Bohannon’s words echoed the sentiments of everybody on the 2014-15 team as they made their way to the NCAA finals. “Everybody on that team understood it was an all-or-nothing goal,” Herb says.
Yet the Badgers fell short of that goal by five points, losing to Duke 68-63 in the championship game this past spring. Nevertheless, last season’s magical journey is compellingly chronicled in Make ’Em Believe, which is full of Herb’s insider perspective and exclusive photos from his personal collection.
“This team was a very endearing group,” Herb says. “Press conferences became events. There was a purist appeal about the players; they embodied all things that were positive about college sports.”
Herb admits he didn’t keep notes as diligently as he should have, which turned out to be crucial as Clark pushed him for a book — that he wanted on sale by Father’s Day.
That meant Herb had less than two months to write about the most successful basketball season in UW history. He took three weeks off work, set up shop at libraries and coffeehouses, and delivered the book within six weeks.

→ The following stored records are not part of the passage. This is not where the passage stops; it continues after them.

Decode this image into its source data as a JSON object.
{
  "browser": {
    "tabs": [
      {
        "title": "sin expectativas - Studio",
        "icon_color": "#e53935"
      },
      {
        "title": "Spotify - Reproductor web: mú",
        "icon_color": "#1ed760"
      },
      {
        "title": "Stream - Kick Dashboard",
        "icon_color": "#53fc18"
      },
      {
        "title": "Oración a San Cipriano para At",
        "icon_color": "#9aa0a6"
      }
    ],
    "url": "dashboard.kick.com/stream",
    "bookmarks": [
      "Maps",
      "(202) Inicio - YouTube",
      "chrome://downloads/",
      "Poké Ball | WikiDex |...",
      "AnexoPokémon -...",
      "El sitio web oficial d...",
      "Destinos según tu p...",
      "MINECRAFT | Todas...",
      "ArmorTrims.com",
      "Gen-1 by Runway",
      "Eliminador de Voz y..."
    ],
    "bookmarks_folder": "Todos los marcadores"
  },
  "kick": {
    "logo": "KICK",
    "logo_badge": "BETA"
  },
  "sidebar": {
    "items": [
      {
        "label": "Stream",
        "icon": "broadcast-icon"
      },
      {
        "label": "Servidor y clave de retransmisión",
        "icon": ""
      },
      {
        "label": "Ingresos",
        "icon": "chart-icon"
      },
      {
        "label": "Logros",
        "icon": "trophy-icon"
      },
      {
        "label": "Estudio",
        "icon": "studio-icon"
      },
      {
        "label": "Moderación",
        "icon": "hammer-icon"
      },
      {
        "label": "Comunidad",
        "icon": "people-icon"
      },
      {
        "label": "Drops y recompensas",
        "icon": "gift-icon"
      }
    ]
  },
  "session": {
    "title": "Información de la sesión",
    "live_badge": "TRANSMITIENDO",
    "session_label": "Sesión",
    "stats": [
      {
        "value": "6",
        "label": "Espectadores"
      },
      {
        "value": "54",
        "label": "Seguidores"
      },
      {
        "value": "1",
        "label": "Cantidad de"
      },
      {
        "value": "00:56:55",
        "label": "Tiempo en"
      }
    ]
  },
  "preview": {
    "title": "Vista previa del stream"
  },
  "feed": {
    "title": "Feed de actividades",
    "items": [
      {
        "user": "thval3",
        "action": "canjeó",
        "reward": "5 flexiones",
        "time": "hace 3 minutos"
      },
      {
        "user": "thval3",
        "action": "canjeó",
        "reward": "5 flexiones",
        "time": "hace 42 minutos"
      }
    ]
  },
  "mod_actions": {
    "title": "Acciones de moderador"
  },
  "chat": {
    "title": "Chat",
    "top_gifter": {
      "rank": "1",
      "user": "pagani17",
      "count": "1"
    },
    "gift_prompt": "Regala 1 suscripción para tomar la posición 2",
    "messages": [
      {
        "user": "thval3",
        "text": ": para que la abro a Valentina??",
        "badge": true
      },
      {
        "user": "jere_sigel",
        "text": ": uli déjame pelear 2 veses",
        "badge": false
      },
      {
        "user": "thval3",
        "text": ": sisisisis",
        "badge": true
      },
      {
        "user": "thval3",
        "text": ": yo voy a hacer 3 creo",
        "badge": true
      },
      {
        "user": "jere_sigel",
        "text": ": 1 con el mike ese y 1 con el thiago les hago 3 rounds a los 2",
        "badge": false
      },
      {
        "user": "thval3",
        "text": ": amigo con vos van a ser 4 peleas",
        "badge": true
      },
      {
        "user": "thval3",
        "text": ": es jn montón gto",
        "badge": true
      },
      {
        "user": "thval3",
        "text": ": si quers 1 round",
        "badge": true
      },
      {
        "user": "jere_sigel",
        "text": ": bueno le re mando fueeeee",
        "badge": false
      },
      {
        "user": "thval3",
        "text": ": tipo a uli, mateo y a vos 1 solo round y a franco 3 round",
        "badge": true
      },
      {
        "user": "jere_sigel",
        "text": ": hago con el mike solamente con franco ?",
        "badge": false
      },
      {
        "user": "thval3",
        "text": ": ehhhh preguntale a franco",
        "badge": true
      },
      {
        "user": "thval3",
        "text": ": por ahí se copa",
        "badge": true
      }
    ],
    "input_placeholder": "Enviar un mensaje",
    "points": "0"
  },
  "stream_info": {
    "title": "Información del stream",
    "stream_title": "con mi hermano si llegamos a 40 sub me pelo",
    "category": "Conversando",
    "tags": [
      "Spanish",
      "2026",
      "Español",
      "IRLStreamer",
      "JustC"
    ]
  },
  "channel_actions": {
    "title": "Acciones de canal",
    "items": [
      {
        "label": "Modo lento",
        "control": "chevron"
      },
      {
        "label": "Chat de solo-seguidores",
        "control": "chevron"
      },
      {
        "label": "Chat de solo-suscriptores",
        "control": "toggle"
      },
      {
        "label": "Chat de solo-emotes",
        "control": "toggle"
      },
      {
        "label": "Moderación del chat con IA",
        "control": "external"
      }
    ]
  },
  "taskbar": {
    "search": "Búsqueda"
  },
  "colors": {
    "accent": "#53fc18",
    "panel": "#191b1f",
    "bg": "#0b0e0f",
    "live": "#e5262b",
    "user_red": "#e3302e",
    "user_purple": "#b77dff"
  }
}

Shortly following its publication, on June 25, Badger standouts Frank Kaminsky and Sam Dekker were chosen in the first round of the NBA draft. Herb was there, too. “Both of them were as nervous as I’d ever seen them,” Herb says, adding that he also witnessed Kaminsky and Dekker pass each other in a hallway while being shuttled between media interviews and warmly embrace. “It was acknowledgement to each other of what they’d done.”